The March 13 cover of Wired Magazine is a good example of using visual rhetoric to explain how older technologies are being "killed off" by newer ones. The cover shows a bullet smashing through a portable AM/FM radio to illustrate the widely held notion that iPods and media monopolies are killing radio.
However, Charles C. Mann's article "The Resurrection of Indie Radio" in the March 13 issue of Wired suggests a different point of view:
Noting radio's declining audiences, recurring low-level payola scandals, horrendous public image, and competition for drive-time ears from iPods, satellite broadcasting, and cell phones, pundits have been gleefully pronouncing the medium's last rites. But they may well be wrong. Rather than being on life support, radio in fact is on the verge of its boldest technological change since the introduction of FM stereo in the 1960s. Not only that, it may be on the threshold of another golden age, one which could have almost as powerful an impact as the first. And in the vanguard of this movement, bizarrely enough, are many of the same flaccid, reactionary media giants that put radio in a coma to begin with.

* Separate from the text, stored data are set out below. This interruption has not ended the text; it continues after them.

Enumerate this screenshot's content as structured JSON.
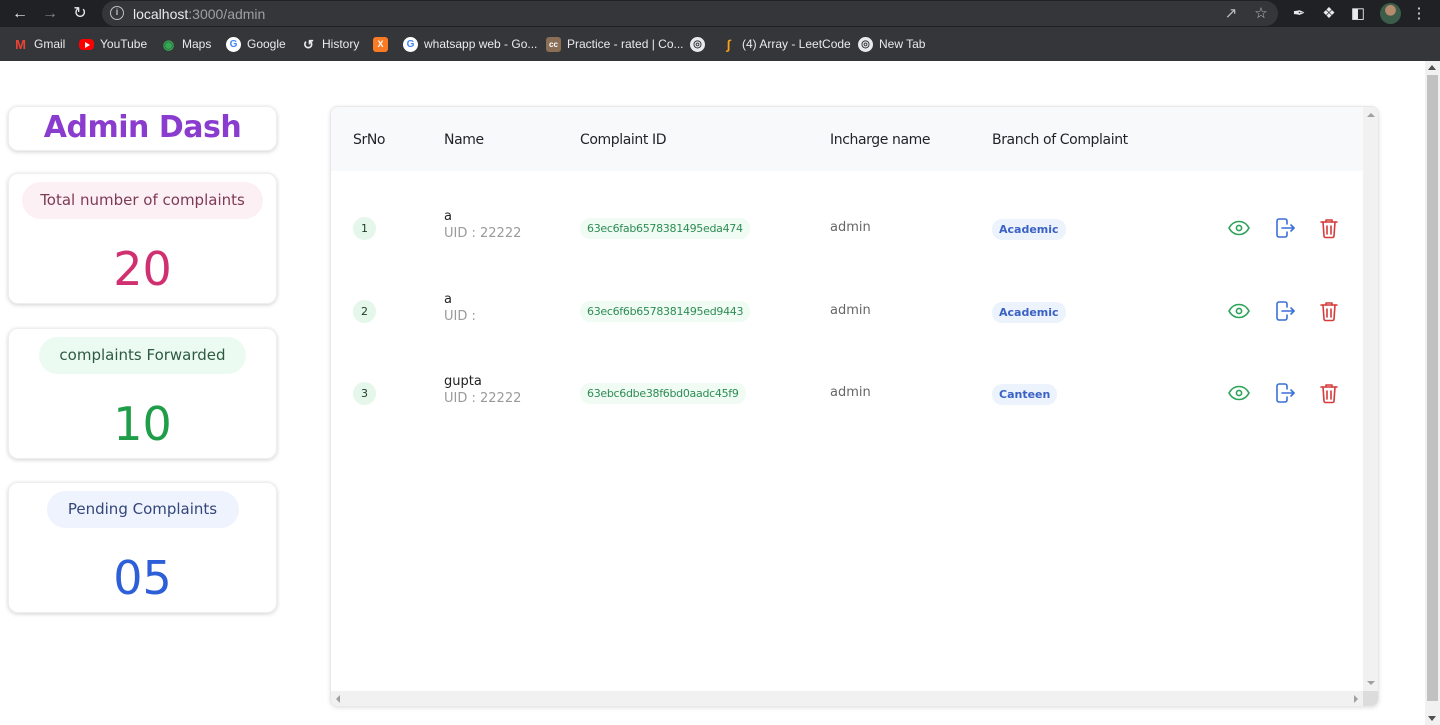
{
  "browser": {
    "url_host": "localhost",
    "url_path": ":3000/admin",
    "bookmarks": [
      {
        "label": "Gmail",
        "icon": "gmail-icon"
      },
      {
        "label": "YouTube",
        "icon": "youtube-icon"
      },
      {
        "label": "Maps",
        "icon": "maps-icon"
      },
      {
        "label": "Google",
        "icon": "google-icon"
      },
      {
        "label": "History",
        "icon": "history-icon"
      },
      {
        "label": "",
        "icon": "xampp-icon"
      },
      {
        "label": "whatsapp web - Go...",
        "icon": "google-icon"
      },
      {
        "label": "Practice - rated | Co...",
        "icon": "codechef-icon"
      },
      {
        "label": "",
        "icon": "globe-icon"
      },
      {
        "label": "(4) Array - LeetCode",
        "icon": "leetcode-icon"
      },
      {
        "label": "New Tab",
        "icon": "globe-icon"
      }
    ]
  },
  "sidebar": {
    "title": "Admin Dash",
    "stats": [
      {
        "label": "Total number of complaints",
        "value": "20",
        "color": "#d0306f"
      },
      {
        "label": "complaints Forwarded",
        "value": "10",
        "color": "#1f9d48"
      },
      {
        "label": "Pending Complaints",
        "value": "05",
        "color": "#2d5fd8"
      }
    ]
  },
  "table": {
    "columns": [
      "SrNo",
      "Name",
      "Complaint ID",
      "Incharge name",
      "Branch of Complaint"
    ],
    "rows": [
      {
        "srno": "1",
        "name": "a",
        "uid": "UID : 22222",
        "complaint_id": "63ec6fab6578381495eda474",
        "incharge": "admin",
        "branch": "Academic"
      },
      {
        "srno": "2",
        "name": "a",
        "uid": "UID :",
        "complaint_id": "63ec6f6b6578381495ed9443",
        "incharge": "admin",
        "branch": "Academic"
      },
      {
        "srno": "3",
        "name": "gupta",
        "uid": "UID : 22222",
        "complaint_id": "63ebc6dbe38f6bd0aadc45f9",
        "incharge": "admin",
        "branch": "Canteen"
      }
    ],
    "actions": {
      "view": "eye-icon",
      "forward": "forward-icon",
      "delete": "trash-icon"
    },
    "colors": {
      "view": "#2fa35a",
      "forward": "#3a6fd8",
      "delete": "#d63a3a"
    }
  }
}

A few weeks ago I wrote about how, according to the mainstream media, emerging technologies such as the Internet signify the death of journalism, photojournalism, public relations, television, and telephony, i.e., "everything."
I wrote:
The first thing I would like to suggest about all of this is that emerging technologies signify opportunities for us to reflect upon how communicative processes may or not be changing in the world. In fact, just sitting here publishing to my blog about things I care about may help answer my own questions. Sort of, maybe, whatever.

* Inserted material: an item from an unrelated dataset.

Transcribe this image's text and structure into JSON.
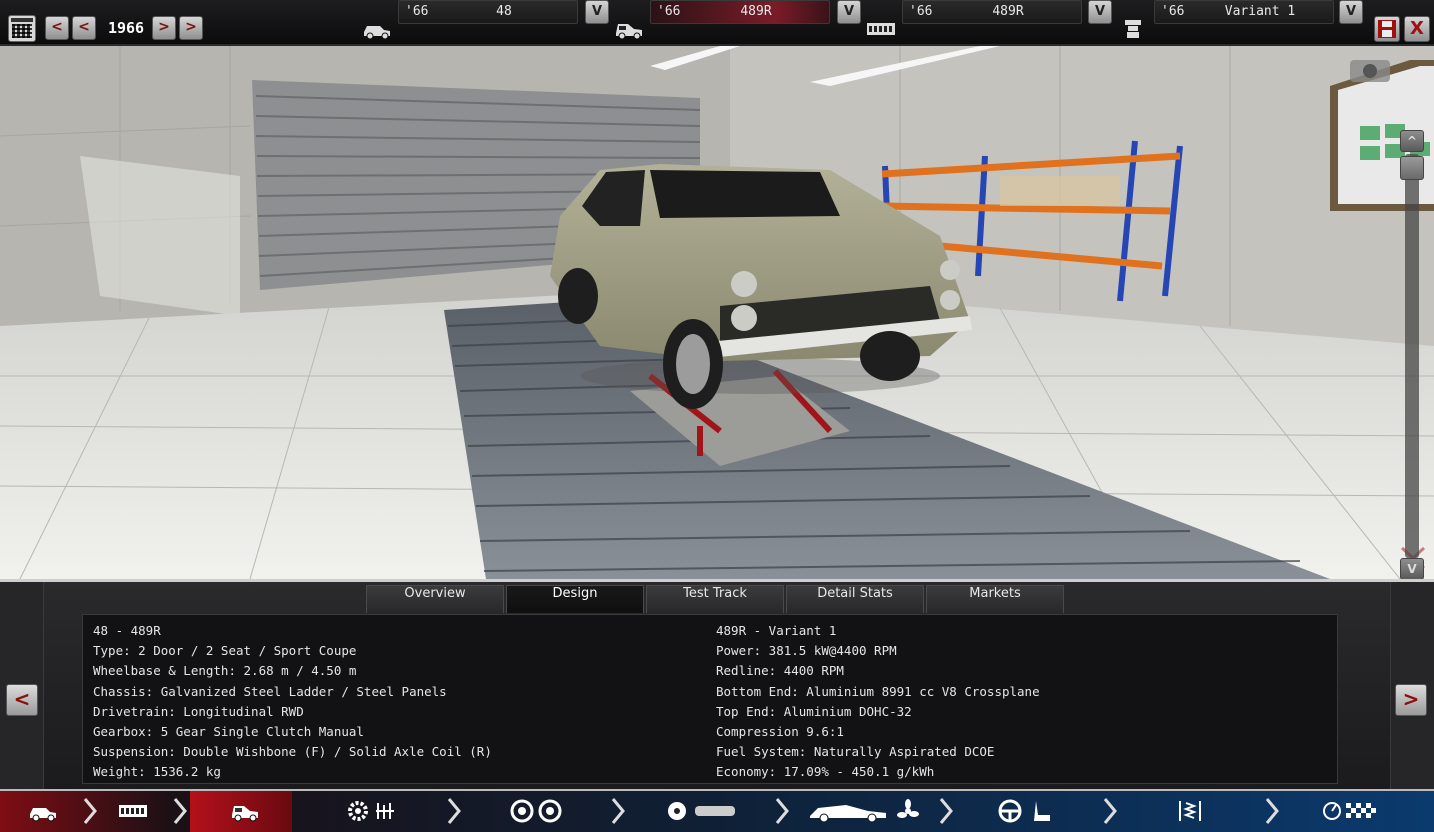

The danger of all this is that it is so easy to get caught up in the hype of the latest and greatest technology that we forget about the qualitative aspects of communication. Speed is cool. Speed is sexy. Speed sells. I want speed. Give me speed.....
No thanks.
If I don't "get it", will getting more of it, in less time, really help me "get it"?
I think about rituals and habits a lot when I observe how students appear so "plugged" into new technologies in the classroom that they seem to "tune out" to learning and listening. I think about how the laptop computer, wireless internet, text messaging, cellular phones, camera phones, iPods, and instant messaging changes how I communicate with students in the classroom.
Bryan Alexander, co director for the Center of Educational Technology at Middlebury College,
wrote on the Humlab Blog about how my observation "draws our attention to the fairly murderous rhetoric sometimes attached to new media."
This signals a connection to the Internet as horrible, threatening place meme. It also suggests a link to social Darwinism, with its fetish of competitive violence.
Moreover, the blogger goes on to link this discourse with an uncritical obsession with speed.
Why do we have to perceive something new as the "death" of something older?
I am curious about how human beings use metaphor and language to symbolize the uncertainty of societal and technological change. I was wondering what a conversation would have been like between a blacksmith and an auto mechanic when the blacksmith had to change a flat tire for the first time.
In his book Language as a Symbolic Action, Kenneth Burke suggests that in order for words to be reflection of reality they also can be considered a "selection" as well as a "deflection" of this reality. Burke argues:
Even if any given terminology is a reflection of reality, by its very nature as a terminology it must be a selection of reality; and to this extent it must function also as a deflection of reality (p. 45).
As I understand it, Burke seems to be saying that every time a phrase such as "The End of Radio (As We Know It)" is used to describe a reality, there is also an implicit and explicit process of selection (to point out of something) as well as a process of deflection (to point away from something).
Clearly, language can create a tension in how we make sense of something. The role of the media, at least one role of the media as I see it, is to help us understand issues relevant to our lives. Using language to suggest that one from of technology "kills" another form of technology actually deflects "reality" away from inevitable change. The rhetoric of death surrounding new and old technologies deflects our attention away from the fact that what we are really afraid of is how this change impacts our lives. This sort of symbolic language creates, in some way, fear and confusion about emerging technologies. Further, this rhetoric creates a culture of division and alienation between those that are quick to grasp new ways of doing things against those that are comfortable with past ways of doing things. I would suggest that there is plenty of room for both old and new ways of thinking about technology. The problem with hyped-up mainstream media language is that it has a tendency to be overly simple, dumbed-downed when explaining complex ideas and issues to a general audience.
We select language to describe and explain something according to the expectations and obligations we feel are at stake in the communication. We use dramatic words and images to persuade others that our point of view is valid, worthy of consideration or truthful. We use language, visual or textual, to draw attention to something. The fact that human beings use language symbolically to communicate, in this instance a rhetoric that associates emerging technologies with death and destruction, comes as a second nature to us. Symbols can communicate higher more abstract ideas beyond the often obscure, mundane, calculating, causal and commonplace language of science used to express fact. Symbolic language extends fact to the realm of emotion, speculation and drama.
Special thanks Bryan Alexander for making me think about this aspect of language more. This is a much needed conversation that we should dedicate ourselves to developing over time.